Financing and payment for newborn screening programs also vary. Most states use a fee-based approach to fund newborn screening programs to ensure consistent revenue streams and to cover laboratory expenses, follow-up services and program management. Birthing centers and hospitals either bill directly or include a fee for newborn screening in maternity charges, which are typically covered by private health insurance, Medicaid or the Children’s Health Insurance Program. The ACA requires health plans to cover screenings included on the RUSP, but some states establish their own requirements for coverage. The District of Columbia requires individual and group health plans to cover the cost of newborn screenings. North Carolina charges newborn screening fees to hospitals to cover the cost of laboratory services to process results. Utah also charges fees to hospitals and added a requirement that Medicaid and the state employee health plan cover genetic testing for conditions within the newborn screening program. Colorado created a newborn screening and genetic counseling fund in 2018 to cover the costs associated with newborn screening, follow-up care, genetic counseling and education programs.

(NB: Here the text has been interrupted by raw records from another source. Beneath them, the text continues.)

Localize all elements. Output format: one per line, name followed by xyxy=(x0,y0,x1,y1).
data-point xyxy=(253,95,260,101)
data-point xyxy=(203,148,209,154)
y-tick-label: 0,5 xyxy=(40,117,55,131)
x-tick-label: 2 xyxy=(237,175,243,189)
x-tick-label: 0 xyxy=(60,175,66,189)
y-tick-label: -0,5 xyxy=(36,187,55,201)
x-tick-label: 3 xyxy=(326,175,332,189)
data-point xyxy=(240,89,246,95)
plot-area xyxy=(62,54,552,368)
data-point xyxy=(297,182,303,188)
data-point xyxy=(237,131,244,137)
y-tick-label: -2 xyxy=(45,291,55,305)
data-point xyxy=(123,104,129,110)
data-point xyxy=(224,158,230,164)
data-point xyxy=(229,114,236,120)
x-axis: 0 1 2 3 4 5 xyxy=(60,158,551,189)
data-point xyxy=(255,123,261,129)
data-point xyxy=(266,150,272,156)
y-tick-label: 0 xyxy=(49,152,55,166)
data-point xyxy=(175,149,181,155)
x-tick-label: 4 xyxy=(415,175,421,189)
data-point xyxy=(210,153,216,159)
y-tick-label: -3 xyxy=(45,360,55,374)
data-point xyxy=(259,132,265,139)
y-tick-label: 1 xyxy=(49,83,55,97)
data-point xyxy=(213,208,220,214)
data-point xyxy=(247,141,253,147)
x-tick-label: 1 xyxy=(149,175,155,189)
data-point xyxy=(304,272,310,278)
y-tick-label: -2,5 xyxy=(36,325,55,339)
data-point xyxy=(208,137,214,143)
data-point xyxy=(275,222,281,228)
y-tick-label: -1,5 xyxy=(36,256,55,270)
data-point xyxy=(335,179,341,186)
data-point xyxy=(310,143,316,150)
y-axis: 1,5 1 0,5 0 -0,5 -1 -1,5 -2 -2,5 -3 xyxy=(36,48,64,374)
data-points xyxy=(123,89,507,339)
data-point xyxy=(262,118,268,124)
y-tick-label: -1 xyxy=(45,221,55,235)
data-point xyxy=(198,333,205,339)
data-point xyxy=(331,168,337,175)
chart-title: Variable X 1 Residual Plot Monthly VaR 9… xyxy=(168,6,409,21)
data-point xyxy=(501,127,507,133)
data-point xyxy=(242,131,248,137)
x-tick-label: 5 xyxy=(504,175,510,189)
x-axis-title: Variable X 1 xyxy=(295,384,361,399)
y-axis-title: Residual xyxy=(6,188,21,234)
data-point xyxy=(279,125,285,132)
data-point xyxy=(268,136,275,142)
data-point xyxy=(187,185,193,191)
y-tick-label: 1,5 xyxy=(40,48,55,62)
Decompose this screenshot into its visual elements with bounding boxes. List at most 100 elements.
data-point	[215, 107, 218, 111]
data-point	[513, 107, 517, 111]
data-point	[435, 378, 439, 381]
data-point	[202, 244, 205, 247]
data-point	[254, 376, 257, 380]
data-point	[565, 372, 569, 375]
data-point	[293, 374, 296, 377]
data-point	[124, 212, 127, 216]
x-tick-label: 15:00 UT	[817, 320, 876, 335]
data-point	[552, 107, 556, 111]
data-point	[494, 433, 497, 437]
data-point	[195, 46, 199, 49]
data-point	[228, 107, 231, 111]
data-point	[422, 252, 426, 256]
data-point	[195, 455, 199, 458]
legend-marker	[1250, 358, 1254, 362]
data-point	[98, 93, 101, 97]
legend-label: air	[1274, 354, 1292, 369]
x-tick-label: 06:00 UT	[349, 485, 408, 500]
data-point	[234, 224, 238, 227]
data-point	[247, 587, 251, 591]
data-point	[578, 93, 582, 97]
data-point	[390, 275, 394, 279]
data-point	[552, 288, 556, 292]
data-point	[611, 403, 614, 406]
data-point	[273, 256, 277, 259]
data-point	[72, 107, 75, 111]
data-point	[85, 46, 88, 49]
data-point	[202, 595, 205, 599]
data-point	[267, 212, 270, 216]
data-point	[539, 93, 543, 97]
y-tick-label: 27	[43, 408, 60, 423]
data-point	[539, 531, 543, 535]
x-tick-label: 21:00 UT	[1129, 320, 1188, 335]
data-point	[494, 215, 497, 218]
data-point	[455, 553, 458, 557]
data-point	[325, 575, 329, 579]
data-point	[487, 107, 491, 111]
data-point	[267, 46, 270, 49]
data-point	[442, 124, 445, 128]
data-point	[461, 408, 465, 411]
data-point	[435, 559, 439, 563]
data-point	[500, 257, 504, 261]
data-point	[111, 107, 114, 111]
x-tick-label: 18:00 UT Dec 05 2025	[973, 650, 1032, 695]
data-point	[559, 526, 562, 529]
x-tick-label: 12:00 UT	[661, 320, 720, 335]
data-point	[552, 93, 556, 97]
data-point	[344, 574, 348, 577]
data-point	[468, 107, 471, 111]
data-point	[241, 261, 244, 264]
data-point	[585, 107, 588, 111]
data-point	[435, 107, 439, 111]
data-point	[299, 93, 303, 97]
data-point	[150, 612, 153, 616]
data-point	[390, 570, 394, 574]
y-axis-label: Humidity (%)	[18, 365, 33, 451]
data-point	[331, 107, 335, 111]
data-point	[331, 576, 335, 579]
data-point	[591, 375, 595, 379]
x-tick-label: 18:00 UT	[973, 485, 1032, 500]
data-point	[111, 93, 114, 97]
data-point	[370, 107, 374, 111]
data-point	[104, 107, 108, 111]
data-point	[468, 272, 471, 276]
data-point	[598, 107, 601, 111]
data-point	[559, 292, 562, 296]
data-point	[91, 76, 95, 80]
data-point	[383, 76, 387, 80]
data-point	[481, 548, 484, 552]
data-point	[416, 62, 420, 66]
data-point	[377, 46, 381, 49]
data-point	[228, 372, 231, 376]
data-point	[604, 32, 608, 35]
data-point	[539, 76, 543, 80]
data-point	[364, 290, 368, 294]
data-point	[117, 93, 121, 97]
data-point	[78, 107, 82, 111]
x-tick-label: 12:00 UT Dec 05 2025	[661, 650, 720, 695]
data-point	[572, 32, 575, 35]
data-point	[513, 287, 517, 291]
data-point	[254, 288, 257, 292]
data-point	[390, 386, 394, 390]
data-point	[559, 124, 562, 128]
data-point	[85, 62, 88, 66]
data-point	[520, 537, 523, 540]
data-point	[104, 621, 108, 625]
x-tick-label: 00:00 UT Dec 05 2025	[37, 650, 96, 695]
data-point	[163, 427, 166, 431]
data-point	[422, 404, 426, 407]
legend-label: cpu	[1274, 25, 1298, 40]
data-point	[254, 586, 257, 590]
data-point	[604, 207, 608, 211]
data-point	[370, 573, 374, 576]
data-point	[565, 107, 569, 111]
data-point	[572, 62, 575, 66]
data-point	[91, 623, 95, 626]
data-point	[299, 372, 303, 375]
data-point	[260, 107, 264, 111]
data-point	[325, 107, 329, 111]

Screening tests identify infants who may have a particular condition but cannot diagnose the condition. Newborns with a positive screening result are referred to specialty health care providers for diagnostic testing—to confirm or rule out the condition—and treatment if available. State public health agencies play an important role in ensuring follow-up with families, using disease tracking systems and additional support programs to ensure newborns receive the care they need. Indiana authorized the use of its immunization data registry to store and release newborn screening information maintained by the department to ease access for providers and patients. Pennsylvania established the Newborn Screening and Follow-up Program to strengthen follow-up services such as referrals, confirmatory testing, assessment and diagnosis of children with abnormal or inconclusive screening results. Maryland added support for families through counseling and education services after a newborn tests positive for sickle cell disease.